Marjoram Paul, Wall Jeff D
Department of Preventive Medicine, University of Southern California, Los Angeles, CA 90089-9011, USA.
BMC Genet. 2006 Mar 15;7:16. doi: 10.1186/1471-2156-7-16.
The amount of genome-wide molecular data is increasing rapidly, as is interest in developing methods appropriate for such data. There is a consequent increasing need for methods that are able to efficiently simulate such data. In this paper we implement the sequentially Markovian coalescent algorithm described by McVean and Cardin and present a further modification to that algorithm which slightly improves the closeness of the approximation to the full coalescent model. The algorithm ignores a class of recombination events known to affect the behavior of the genealogy of the sample, but which do not appear to affect the behavior of generated samples to any substantial degree.

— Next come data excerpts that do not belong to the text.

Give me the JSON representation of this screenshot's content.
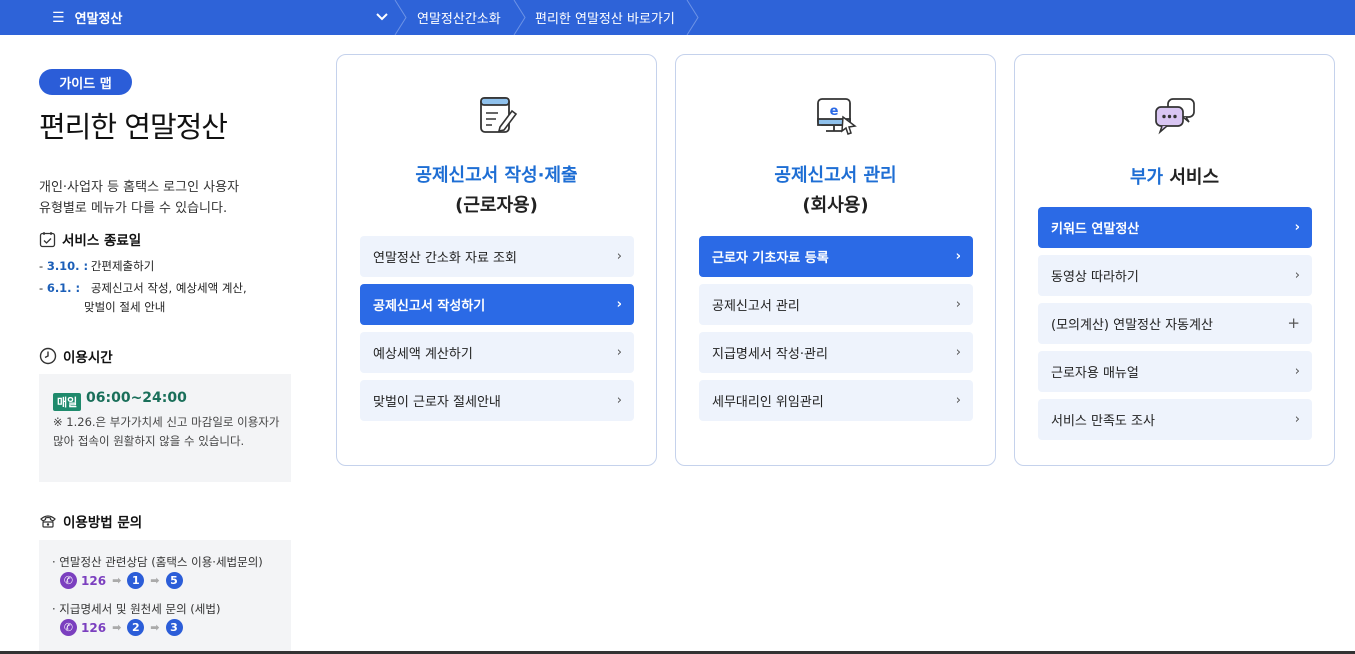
{
  "topbar": {
    "menu_label": "연말정산",
    "crumbs": [
      "연말정산간소화",
      "편리한 연말정산 바로가기"
    ]
  },
  "sidebar": {
    "guide_pill": "가이드 맵",
    "title": "편리한 연말정산",
    "desc_line1": "개인·사업자 등 홈택스 로그인 사용자",
    "desc_line2": "유형별로 메뉴가 다를 수 있습니다.",
    "end_head": "서비스 종료일",
    "end_items": [
      {
        "date": "3.10. :",
        "text": "간편제출하기"
      },
      {
        "date": "6.1. :",
        "text": "공제신고서 작성, 예상세액 계산,",
        "text2": "맞벌이 절세 안내"
      }
    ],
    "time_head": "이용시간",
    "time_badge": "매일",
    "time_value": "06:00~24:00",
    "time_note": "※ 1.26.은 부가가치세 신고 마감일로 이용자가 많아 접속이 원활하지 않을 수 있습니다.",
    "inq_head": "이용방법 문의",
    "inquiries": [
      {
        "label": "· 연말정산 관련상담 (홈택스 이용·세법문의)",
        "phone": "126",
        "steps": [
          "1",
          "5"
        ]
      },
      {
        "label": "· 지급명세서 및 원천세 문의 (세법)",
        "phone": "126",
        "steps": [
          "2",
          "3"
        ]
      }
    ]
  },
  "cards": [
    {
      "title_line1": "공제신고서 작성·제출",
      "title_line2": "(근로자용)",
      "icon": "document-edit-icon",
      "items": [
        {
          "label": "연말정산 간소화 자료 조회",
          "active": false
        },
        {
          "label": "공제신고서 작성하기",
          "active": true
        },
        {
          "label": "예상세액 계산하기",
          "active": false
        },
        {
          "label": "맞벌이 근로자 절세안내",
          "active": false
        }
      ]
    },
    {
      "title_line1": "공제신고서 관리",
      "title_line2": "(회사용)",
      "icon": "monitor-e-icon",
      "items": [
        {
          "label": "근로자 기초자료 등록",
          "active": true
        },
        {
          "label": "공제신고서 관리",
          "active": false
        },
        {
          "label": "지급명세서 작성·관리",
          "active": false
        },
        {
          "label": "세무대리인 위임관리",
          "active": false
        }
      ]
    },
    {
      "title_blue": "부가",
      "title_dark": " 서비스",
      "icon": "chat-bubbles-icon",
      "items": [
        {
          "label": "키워드 연말정산",
          "active": true,
          "mark": "›"
        },
        {
          "label": "동영상 따라하기",
          "active": false,
          "mark": "›"
        },
        {
          "label": "(모의계산) 연말정산 자동계산",
          "active": false,
          "mark": "+"
        },
        {
          "label": "근로자용 매뉴얼",
          "active": false,
          "mark": "›"
        },
        {
          "label": "서비스 만족도 조사",
          "active": false,
          "mark": "›"
        }
      ]
    }
  ],
  "colors": {
    "accent": "#2b6ae6",
    "topbar": "#2e63d8",
    "title_blue": "#1e6ed4"
  }
}
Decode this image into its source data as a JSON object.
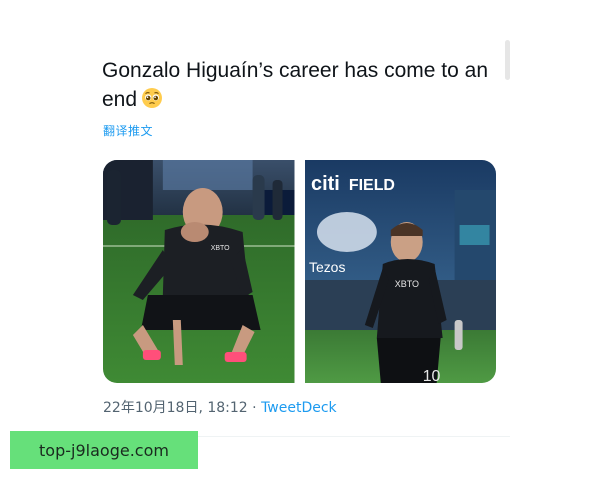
{
  "tweet": {
    "text": "Gonzalo Higuaín’s career has come to an end",
    "emoji": "pleading-face-emoji",
    "translate_label": "翻译推文",
    "photos": [
      {
        "name": "kneeling-player-photo",
        "jersey_text": "XBTO"
      },
      {
        "name": "walking-player-photo",
        "sign_text": "citi FIELD",
        "jersey_text": "XBTO",
        "number": "10",
        "banner_text": "Tezos"
      }
    ],
    "timestamp": "22年10月18日, 18:12",
    "separator": " · ",
    "source": "TweetDeck"
  },
  "watermark": {
    "text": "top-j9laoge.com"
  },
  "colors": {
    "text": "#0f1419",
    "link": "#1d9bf0",
    "muted": "#536471",
    "watermark_bg": "#66e07a"
  }
}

We show that our software is able to simulate large chromosomal regions, such as those appropriate in a consideration of genome-wide data, in a way that is several orders of magnitude faster than existing coalescent algorithms.
This algorithm provides a useful resource for those needing to simulate large quantities of data for chromosomal-length regions using an approach that is much more efficient than traditional coalescent models.
全基因组分子数据量正在迅速增加,人们对开发适用于此类数据的方法的兴趣也在增加。因此,对能够有效模拟此类数据的方法的需求也日益增长。在本文中,我们实现了由麦克维恩(McVean)和卡丹(Cardin)描述的顺序马尔可夫合并算法,并对该算法进行了进一步修改,这略微提高了其对完整合并模型的近似程度。该算法忽略了一类已知会影响样本系谱行为的重组事件,但这些事件似乎在很大程度上并不影响生成样本的行为。
我们表明,我们的软件能够以比现有合并算法快几个数量级的方式模拟大型染色体区域,例如在考虑全基因组数据时适用的区域。
该算法为那些需要使用比传统合并模型高效得多的方法来模拟染色体长度区域的大量数据的人提供了有用的资源。